I love this presentation's forum et the news avatars ! Who's make it ?
So talentueux !

Thanks to read me and you can laugth in same time (my english is really ugly).

Je vous souhaite une bonne journée/ have  a good day !!!!

ViVaMac


----------



## Janice (Sep 24, 2005)

Greetings VivaMAc! Your english is pretty darn good, I know we have  several french speaking members, hopefully you will get to meet them soon. 
	

	
	
		
		

		
		
	


	




Leppy made the new avatar images. 
	

	
	
		
		

		
		
	


	




 Yes, she is very talented we are happy to have her here with us. 
	

	
	
		
		

		
		
	


	




See you around the forum.


----------



## Juneplum (Sep 24, 2005)

bienvenue vivamac! that's about as far as my french goes!!! nice to have u here!!


----------



## mac_obsession (Sep 24, 2005)

Welcome to Specktra Vivamac!! Your english is good!!! You will get better here as well, since we have many different languages spoken and understood here


----------



## Hikaru-chan (Sep 24, 2005)

Welcome to Specktra.


----------



## pumpkincat210 (Sep 24, 2005)

Welcome to this super helpful site!


----------



## scissor_sister (Sep 24, 2005)

Bonjour et bienvenue!
tu sembles bien te débrouiller en anglais, j' ai de la difficulté moi même, t' inquiètes pas.


----------



## singinmys0ng (Sep 24, 2005)

welcome to specktra!!


----------



## ViVaMac (Sep 25, 2005)

*Thanks/ Merci !*

Thanks guys ! 
You're really adorables  
	

	
	
		
		

		
		
	


	




  (translate by  "cute" i think).
I feel good in here and i really enjoy to read you.
Scissor Sisters : merci aussi  
	

	
	
		
		

		
		
	


	




 and the other too of course !

Makeup you soon.

Bises/kisses 

ViVaMAc


----------



## PrettyKitty (Sep 28, 2005)

Salut VivaMac! Je parle francais à tout les jours, seulement anglais quand je suis sur Specktra. 

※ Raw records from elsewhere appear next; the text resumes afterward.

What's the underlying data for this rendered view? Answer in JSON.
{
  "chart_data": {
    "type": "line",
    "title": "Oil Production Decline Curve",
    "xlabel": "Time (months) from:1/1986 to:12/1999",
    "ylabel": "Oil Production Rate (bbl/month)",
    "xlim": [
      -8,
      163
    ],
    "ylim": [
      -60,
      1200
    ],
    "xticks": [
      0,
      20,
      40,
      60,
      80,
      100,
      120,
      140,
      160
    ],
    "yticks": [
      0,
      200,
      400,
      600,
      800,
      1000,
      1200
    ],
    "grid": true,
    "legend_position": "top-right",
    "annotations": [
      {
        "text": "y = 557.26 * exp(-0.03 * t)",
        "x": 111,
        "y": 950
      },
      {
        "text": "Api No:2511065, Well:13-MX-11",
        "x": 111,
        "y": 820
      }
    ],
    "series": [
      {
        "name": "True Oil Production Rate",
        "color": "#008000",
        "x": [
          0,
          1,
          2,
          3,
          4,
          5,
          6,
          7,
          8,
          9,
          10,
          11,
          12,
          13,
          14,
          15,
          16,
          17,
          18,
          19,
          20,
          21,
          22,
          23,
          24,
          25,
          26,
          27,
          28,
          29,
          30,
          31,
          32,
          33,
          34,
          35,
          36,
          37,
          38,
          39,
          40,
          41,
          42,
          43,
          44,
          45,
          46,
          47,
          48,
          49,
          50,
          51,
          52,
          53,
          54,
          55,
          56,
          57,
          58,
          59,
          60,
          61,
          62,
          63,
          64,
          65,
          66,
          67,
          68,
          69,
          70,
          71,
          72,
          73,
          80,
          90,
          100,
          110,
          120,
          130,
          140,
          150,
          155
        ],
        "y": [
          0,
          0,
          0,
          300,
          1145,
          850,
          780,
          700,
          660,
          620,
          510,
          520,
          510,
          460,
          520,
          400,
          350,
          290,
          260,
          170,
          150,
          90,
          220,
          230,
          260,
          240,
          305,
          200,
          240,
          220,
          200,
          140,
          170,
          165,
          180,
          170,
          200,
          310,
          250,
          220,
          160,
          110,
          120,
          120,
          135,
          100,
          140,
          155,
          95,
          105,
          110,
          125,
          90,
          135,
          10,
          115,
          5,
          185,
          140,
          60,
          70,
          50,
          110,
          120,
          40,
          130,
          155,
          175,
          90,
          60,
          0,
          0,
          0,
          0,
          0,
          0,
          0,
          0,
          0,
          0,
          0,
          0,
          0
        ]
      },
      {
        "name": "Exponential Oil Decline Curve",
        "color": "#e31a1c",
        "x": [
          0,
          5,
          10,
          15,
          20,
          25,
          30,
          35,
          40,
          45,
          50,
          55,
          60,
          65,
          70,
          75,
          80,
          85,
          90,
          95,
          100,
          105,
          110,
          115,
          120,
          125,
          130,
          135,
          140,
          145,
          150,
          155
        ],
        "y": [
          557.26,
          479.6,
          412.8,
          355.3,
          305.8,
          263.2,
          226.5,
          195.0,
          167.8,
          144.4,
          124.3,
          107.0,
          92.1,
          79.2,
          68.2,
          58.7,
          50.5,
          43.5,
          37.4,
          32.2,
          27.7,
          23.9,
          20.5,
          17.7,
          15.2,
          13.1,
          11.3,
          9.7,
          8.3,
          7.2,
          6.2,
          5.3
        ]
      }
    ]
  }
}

Si tu as besoin d'aide, fais-moi signe! Je pourrai traduire certaines phrases pour toi!

Bienvenue sur Specktra!


----------



## user2 (Oct 1, 2005)

Hi ViVaMac and welcome to Specktra!






I'm sure you'll have as much fun here as we have every day!


----------



## user3 (Oct 6, 2005)

Bonjour! Welcome to specktra! Happy to have you here!


----------



## ViVaMac (Apr 24, 2006)

Merci beaucoup ^^
bisous


Thanks you ^^
kisses


----------



## poppy z (Apr 24, 2006)

Salut! Je suis française aussi et mac addict avant tout!
Bienvenue sur Specktra. C'est un site super et les gens y sont très sympas. Alors amuse toi bien et à bientôt sur le forum.


----------



## mspixieears (Apr 24, 2006)

Salut et bienvenue sur Specktra (je suis retard, je sais!)!


----------



## Wattage (Apr 24, 2006)

Bonjour!! We are glad to have you here!


----------



## tinagrzela (Apr 24, 2006)

Bonjour ma belle!

Tu vas totalement aimer ce forum. Les filles ici sont super gentilles! Je parle français tous les jours, et même que j'enseigne en français, donc ne t'en fais pas. Puis, j'ai remarqué que quelques autres filles parlent français aussi.

Bienvenue, et j'espère que tu vas aimer faire partie de notre groupe de belles femmes!


----------



## midnightlouise (Apr 25, 2006)

I know very little French, but I am happy to welcome you in English ha-ha!  I hope you have a great time here!


----------



## Dawn (Apr 25, 2006)

Well, I didn't get to welcome you when you joined, so I will now!!







Welcome to Specktra!


----------